I am trying to learn ML techniques in Python using Spaceship Titanic.
What I am trying to do is to perform a 3-fold cross-validation and predict the target variable (Transported
) using features from test.csv
. The only thing that I can do is to teach a model on my training set as it contains both my features and my response. What I am trying to do:
from sklearn.model_selection import train_test_split, cross_val_score, cross_val_predict, KFold
from sklearn.neighbors import KNeighborsClassifier
X, y = train_ready.drop('Transported', axis=1), train_ready['Transported']
# 3-Fold Cross-Validation -----
cross_validation = KFold(n_splits=3, random_state=2022, shuffle=True)
classifier = KNeighborsClassifier(n_neighbors=10)
scores = cross_val_score(classifier, X, y, cv=cross_validation)
y_pred = cross_val_predict(classifier, X, y, cv=cross_validation)
y_test_predictions = cross_val_predict(classifier, test_ready, cv=cross_validation)
> TypeError: fit() missing 1 required positional argument: 'y'
And, obviously, I cannot predict my target from the test.csv
dataset as it does not have this column. What is the right algorithm for this task and what am I doing wrong?
P.S. I will kindly appreciate your patience as I am new to ML in Python and its syntax; previous experience was primarily in R.
You can think of it like this, cross validation is used to determine the best model and optimize hyper parameters. Once you have determined which model and hyperparameters you train the model one more time with the full dataset and do predictions on the unknown data. So when making the final predictions you shouldn't try to use any cross validation function.
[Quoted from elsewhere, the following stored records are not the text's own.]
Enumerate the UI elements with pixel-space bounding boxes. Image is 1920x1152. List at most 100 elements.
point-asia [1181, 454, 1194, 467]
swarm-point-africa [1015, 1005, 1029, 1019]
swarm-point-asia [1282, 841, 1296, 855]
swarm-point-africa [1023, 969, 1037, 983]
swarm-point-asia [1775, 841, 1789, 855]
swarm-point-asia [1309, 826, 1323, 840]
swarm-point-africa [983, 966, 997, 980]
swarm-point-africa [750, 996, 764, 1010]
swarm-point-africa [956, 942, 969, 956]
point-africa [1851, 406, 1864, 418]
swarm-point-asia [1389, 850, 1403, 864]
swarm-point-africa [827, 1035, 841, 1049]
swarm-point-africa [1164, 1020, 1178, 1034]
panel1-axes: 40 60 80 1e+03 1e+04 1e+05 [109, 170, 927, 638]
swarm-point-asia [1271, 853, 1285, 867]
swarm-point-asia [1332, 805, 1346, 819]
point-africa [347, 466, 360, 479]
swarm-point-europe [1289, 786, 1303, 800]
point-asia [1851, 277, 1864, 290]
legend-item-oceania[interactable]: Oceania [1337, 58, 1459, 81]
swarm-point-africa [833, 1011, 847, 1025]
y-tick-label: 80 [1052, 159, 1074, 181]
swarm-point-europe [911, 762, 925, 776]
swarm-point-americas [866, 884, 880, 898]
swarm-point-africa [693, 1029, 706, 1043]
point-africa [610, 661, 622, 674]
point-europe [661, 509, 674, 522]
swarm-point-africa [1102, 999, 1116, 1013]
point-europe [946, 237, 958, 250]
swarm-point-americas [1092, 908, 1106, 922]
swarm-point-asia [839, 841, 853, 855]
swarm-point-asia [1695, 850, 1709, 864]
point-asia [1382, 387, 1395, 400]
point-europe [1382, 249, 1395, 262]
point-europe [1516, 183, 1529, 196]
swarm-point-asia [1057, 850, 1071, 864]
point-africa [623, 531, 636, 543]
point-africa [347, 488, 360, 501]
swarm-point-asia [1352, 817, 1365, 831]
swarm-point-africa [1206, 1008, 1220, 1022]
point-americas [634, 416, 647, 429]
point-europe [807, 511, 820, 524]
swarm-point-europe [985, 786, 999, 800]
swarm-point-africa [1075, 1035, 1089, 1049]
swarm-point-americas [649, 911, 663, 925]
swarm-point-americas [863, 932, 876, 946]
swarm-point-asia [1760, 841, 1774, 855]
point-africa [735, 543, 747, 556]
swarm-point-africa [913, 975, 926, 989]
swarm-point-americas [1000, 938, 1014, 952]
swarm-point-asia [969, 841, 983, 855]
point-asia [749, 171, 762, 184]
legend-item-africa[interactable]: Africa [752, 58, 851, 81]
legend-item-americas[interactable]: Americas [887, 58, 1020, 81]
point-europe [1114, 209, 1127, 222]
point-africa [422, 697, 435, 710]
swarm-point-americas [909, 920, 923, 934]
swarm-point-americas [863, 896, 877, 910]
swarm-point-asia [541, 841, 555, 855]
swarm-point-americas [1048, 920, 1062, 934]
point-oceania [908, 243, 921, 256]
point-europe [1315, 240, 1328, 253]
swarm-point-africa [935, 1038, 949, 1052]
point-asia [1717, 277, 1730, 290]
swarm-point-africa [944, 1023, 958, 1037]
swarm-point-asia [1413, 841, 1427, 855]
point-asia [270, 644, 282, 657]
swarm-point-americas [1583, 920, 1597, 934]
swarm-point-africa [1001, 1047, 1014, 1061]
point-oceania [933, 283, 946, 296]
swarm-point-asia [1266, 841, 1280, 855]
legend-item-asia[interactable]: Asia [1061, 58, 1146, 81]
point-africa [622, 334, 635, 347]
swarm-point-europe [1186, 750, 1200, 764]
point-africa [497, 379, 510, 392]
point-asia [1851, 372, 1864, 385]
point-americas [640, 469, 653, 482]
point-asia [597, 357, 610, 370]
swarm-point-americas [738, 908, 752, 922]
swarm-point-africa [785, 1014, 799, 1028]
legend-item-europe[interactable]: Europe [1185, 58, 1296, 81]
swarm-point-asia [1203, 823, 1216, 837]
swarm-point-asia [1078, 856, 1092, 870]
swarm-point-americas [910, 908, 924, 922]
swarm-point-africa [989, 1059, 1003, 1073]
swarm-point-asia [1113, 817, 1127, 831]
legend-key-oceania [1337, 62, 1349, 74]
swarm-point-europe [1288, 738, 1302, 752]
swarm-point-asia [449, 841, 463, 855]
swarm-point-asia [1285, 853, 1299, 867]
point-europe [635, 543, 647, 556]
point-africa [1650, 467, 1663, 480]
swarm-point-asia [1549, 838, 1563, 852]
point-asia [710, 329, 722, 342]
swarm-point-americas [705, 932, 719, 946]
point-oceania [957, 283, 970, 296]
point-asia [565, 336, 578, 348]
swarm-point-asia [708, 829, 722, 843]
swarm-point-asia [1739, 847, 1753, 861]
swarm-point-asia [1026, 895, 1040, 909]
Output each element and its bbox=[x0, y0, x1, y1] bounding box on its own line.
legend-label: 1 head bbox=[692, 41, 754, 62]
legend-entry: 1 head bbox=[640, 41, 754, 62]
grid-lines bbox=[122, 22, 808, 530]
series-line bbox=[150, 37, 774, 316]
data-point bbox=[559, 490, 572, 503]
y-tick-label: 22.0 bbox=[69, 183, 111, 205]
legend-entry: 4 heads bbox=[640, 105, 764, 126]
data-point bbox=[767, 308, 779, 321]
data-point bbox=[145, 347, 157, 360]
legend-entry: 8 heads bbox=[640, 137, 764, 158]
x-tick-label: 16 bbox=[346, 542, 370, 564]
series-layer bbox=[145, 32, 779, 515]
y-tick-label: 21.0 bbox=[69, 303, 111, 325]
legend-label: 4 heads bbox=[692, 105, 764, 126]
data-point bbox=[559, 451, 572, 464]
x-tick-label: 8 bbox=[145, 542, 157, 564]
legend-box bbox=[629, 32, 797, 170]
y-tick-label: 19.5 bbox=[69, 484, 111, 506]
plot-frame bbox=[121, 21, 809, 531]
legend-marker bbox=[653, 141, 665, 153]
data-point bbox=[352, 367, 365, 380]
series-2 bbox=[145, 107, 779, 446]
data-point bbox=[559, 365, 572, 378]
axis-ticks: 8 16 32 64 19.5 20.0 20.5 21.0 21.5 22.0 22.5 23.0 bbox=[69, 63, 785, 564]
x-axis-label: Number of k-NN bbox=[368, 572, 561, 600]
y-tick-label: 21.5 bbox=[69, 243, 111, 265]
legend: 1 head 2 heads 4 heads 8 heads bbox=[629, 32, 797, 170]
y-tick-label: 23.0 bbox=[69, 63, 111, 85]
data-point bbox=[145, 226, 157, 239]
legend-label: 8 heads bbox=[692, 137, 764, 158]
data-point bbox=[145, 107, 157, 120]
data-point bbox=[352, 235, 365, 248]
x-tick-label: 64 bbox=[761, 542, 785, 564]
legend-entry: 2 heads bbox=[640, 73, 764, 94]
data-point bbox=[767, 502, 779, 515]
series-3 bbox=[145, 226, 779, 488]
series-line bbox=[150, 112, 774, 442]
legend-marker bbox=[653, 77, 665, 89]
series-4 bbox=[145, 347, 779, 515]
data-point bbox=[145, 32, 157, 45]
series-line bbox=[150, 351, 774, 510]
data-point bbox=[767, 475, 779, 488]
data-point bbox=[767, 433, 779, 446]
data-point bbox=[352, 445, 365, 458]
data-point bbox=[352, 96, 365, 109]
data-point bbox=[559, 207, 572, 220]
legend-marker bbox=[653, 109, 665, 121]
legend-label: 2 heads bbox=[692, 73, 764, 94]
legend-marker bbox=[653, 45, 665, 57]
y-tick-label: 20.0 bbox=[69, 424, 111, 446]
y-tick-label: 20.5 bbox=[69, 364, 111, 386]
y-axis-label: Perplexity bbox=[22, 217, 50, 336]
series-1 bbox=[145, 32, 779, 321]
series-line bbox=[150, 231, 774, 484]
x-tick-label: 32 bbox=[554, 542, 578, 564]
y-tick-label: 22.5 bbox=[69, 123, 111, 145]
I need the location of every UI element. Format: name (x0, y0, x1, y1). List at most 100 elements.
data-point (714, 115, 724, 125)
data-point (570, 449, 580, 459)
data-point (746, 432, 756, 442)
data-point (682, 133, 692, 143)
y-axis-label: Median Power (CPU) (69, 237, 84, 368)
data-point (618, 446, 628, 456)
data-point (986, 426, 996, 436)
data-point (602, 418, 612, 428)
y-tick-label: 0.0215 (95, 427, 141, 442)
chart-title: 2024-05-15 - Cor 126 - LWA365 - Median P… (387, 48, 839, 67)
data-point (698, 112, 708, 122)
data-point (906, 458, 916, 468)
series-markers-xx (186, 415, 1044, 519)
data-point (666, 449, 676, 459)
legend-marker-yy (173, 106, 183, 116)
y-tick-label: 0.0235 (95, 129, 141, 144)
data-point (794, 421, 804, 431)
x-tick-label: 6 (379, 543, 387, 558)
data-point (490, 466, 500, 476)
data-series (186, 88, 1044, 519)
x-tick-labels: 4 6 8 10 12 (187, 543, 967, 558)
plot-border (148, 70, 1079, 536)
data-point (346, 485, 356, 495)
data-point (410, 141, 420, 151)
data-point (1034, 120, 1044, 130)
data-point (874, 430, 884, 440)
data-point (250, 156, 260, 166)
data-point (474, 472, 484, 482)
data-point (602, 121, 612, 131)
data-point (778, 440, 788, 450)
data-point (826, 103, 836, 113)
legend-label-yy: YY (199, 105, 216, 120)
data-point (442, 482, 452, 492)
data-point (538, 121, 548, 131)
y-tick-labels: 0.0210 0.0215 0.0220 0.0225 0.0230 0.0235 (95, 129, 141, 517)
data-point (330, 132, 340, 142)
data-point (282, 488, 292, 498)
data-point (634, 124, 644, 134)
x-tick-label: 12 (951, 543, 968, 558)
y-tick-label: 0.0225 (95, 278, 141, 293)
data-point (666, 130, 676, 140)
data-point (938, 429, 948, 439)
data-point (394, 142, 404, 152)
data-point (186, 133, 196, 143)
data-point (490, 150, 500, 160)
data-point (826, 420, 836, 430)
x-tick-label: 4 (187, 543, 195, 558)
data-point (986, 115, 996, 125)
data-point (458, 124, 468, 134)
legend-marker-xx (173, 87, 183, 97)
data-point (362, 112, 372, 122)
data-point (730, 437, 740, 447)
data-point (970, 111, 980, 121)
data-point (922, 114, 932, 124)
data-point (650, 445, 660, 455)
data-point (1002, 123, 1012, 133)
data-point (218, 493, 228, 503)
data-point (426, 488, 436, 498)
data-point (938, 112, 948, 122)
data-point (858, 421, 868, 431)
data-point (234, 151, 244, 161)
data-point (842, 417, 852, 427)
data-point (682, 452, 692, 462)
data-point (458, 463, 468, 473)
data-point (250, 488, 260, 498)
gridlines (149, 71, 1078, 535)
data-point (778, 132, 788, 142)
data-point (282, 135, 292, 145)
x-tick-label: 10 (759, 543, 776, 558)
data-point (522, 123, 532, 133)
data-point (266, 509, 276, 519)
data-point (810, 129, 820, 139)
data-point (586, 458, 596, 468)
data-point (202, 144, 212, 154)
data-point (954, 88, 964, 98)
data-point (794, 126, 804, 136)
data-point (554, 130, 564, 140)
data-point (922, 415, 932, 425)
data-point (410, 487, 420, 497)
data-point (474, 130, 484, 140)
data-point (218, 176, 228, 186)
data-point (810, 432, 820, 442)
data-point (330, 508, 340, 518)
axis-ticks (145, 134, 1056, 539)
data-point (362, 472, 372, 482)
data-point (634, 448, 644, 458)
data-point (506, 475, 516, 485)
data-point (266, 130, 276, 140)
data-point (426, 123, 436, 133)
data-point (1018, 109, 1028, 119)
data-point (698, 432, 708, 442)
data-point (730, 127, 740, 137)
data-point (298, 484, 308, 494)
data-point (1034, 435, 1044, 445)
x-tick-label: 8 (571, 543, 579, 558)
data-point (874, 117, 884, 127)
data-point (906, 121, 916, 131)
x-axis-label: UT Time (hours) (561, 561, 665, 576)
Instead you should do something like this
classifier = KNeighborsClassifier(n_neighbors=10)
classifier.fit(X,y)
y_test_predictions = classifier.predict(test_ready)
You could ofcourse hold out some training data as a sanity check that the model doesn't overfit before making final predictions on the unknown dataset altough the cross validation should have you convinced that is not going to be the case.